The Boy has found his way a little into Harry Potter, speaking of the passing of time, and we’ve watched up through The Prisoner of Azkaban, which remains my favorite of the movies, some fourteen years after I first wrote about it. The timing of the arrival of a new wave of HP Lego is welcome; he got the Whomping Willow for his birthday and was eager to build Mr. Weasley’s Ford Anglia and the Willow. The bricks for the set’s section of Hogwarts have stayed in their box.
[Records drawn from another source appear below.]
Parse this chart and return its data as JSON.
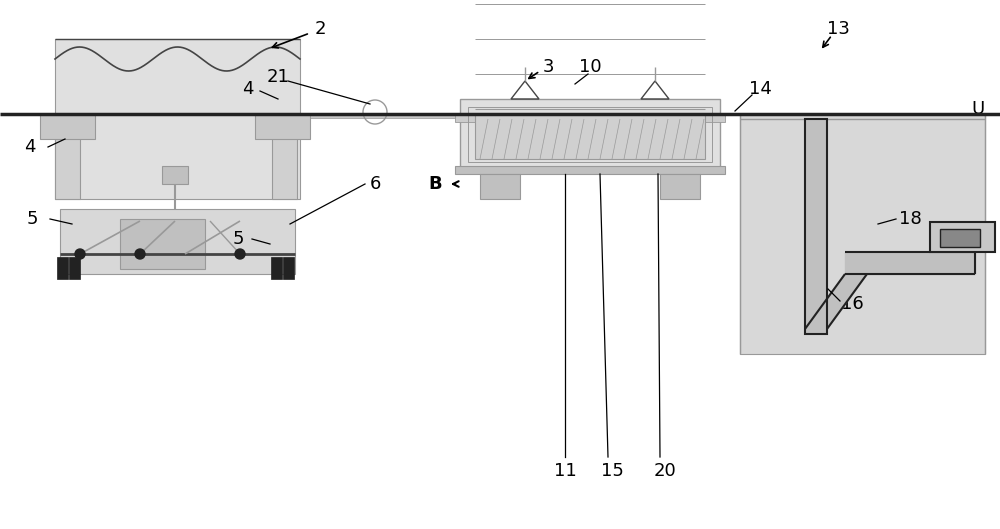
{
  "bg_color": "#ffffff",
  "lc": "#999999",
  "dk": "#444444",
  "blk": "#222222",
  "fig_width": 10.0,
  "fig_height": 5.29,
  "xlim": [
    0,
    1000
  ],
  "ylim": [
    0,
    529
  ],
  "ground_y": 415
}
But the biggest way the passing of time made itself known was my visit to my Grandmother’s house. “Mama Linda,” as my uncle Forrest has always called her and which makes it easy for us to tell the kids which “grandma” we’re talking about, made her home with Papa Olin in a small house that my great-grandfather Zeb Jarrett built, and my grandfather added onto. Up until my grandmother’s death while I was in grad school, we still felt her animating presence throughout the house. Now, it seems more like a museum. Rearranged by my aunt, who modernized it a little, removing most of a wall between the kitchen and the tiny dining room and made it into something that could be rented, it sat empty until my aunt’s death. Now my cousins have redecorated it a bit, taking down some of my aunt’s generic mountain pictures and cleaning it with my sister’s considerable help. But it still sits empty and waiting.